French satirical weekly Charlie Hebdo, the target of a massacre by gunmen in 2015, said on Tuesday it was republishing hugely controversial sketches of the Prophet Muhammad (peace be upon him) to mark this week’s start of the trial of alleged accomplices to the attack.
The cover of the new issue has a dozen sketches of the Holy Prophet (peace be upon him), reproducing images that sparked protests when they were first published and a debate about the limits of freedom of speech.
“We will never lie down. We will never give up,” director Laurent “Riss” Sourisseau wrote in an editorial to go with the blasphemous sketches.
Twelve people, including some of France’s most famous cartoonists, were killed on January 7, 2015, when brothers Said and Cherif Kouachi went on a gun rampage at the paper’s offices in Paris.
The assailants were killed in the wake of the massacre but 14 alleged accomplices in the attacks, which also targeted a Jewish supermarket, will go on trial in Paris on Wednesday.
FO spokesman says the act cannot be justified as an exercise in press freedom or freedom of expression
The latest Charlie Hebdo cover shows a dozen sketches first published by the Danish daily Jyllands-Posten in 2005 — and then reprinted by the French weekly in 2006, unleashing a storm of anger across the Muslim world.
In the centre of the cover is a sketch drawn by cartoonist Jean Cabut, known as Cabu, who lost his life in the massacre.
“All of this, just for that,” the front-page headline says.
The issue will be available from French newsstands just as the trial gets underway on Wednesday morning and can already be read by subscribers online.
In a nuanced response, the president of the French Council of Muslim Worship (CFCM), Mohammed Moussaoui, urged people to “ignore” the sketches, while condemning violence.
“The freedom to caricature is guaranteed for all, the freedom to love or not to love (the caricatures) as well. Nothing can justify violence,” he said.
The suspects, who go on trial on Wednesday, are accused of providing various degrees of logistical support to the killers.
The trial had been delayed several months with most French courtrooms closed over the coronavirus epidemic.

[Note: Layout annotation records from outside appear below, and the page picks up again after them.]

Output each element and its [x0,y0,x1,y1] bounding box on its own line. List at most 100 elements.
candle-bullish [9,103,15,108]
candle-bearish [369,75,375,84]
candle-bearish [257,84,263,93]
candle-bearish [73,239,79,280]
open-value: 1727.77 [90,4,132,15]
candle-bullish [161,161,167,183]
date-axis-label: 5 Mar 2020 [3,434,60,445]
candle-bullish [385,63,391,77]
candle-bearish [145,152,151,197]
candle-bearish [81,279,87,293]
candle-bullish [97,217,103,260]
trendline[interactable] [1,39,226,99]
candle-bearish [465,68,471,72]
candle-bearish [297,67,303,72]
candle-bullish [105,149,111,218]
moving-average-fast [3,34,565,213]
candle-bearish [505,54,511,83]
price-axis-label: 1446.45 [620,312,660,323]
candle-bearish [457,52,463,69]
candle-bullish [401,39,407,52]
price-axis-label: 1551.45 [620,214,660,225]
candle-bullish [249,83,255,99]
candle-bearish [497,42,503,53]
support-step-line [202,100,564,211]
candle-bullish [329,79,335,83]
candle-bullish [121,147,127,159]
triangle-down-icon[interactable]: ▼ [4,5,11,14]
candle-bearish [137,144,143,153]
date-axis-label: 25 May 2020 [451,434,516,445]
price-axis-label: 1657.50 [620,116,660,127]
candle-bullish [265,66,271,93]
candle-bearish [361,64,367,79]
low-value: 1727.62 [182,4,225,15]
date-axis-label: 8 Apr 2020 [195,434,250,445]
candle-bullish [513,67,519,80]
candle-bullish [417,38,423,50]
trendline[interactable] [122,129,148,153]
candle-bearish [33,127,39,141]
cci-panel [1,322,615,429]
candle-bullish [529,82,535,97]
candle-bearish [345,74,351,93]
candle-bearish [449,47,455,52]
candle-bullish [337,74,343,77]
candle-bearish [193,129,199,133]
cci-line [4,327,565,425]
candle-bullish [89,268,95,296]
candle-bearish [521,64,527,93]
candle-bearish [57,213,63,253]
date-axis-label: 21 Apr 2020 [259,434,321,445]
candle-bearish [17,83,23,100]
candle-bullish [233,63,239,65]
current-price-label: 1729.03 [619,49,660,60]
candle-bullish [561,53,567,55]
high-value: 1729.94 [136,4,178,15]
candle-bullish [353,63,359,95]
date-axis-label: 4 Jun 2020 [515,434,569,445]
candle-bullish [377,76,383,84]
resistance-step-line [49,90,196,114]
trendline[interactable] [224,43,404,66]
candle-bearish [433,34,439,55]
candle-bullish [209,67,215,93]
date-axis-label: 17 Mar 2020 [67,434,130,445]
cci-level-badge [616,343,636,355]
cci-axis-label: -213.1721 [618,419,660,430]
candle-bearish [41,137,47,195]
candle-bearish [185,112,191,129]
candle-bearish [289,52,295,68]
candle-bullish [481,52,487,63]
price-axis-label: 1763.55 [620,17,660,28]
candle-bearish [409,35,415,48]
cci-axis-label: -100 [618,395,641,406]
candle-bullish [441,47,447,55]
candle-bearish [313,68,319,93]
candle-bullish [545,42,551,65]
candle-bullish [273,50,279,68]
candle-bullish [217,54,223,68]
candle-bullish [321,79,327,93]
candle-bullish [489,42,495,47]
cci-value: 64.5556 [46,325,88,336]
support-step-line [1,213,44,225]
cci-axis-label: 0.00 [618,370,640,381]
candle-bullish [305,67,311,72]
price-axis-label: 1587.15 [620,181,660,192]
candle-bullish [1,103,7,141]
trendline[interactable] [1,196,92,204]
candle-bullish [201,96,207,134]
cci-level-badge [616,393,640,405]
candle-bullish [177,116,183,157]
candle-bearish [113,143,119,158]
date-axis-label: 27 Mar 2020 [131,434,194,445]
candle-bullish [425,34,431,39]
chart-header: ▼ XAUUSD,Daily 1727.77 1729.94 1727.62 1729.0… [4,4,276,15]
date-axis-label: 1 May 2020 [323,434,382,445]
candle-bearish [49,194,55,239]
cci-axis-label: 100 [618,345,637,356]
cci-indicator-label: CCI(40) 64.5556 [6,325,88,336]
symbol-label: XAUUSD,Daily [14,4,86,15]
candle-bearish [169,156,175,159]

The court in Paris will sit until November 10 and, in a first for a terror trial, proceedings will be filmed for archival purposes given public interest.
Pakistan’s stance
Pakistan on Tuesday “condemned in the strongest terms” the decision by the French magazine to re-publish the controversial and offensive sketches, added our staff reporter in Islamabad.
Foreign Office spokesman Zahid Hafeez Chaudhri in two different tweets on his official social media account stated that the decision of the French magazine would amount to undermining the global desire for peaceful co-existence and a threat to social and interfaith harmony.
“Pakistan condemns in the strongest terms the decision by the French magazine, Charlie Hebdo, to re-publish deeply offensive carricature of the Holy Prophet (PBUH),” the FO spokesman tweeted.
“Such a deliberate act to offend the sentiments of billions of Muslims cannot be justified as an exercise in press freedom or freedom of expression,” said Mr Chaudhri in another tweet.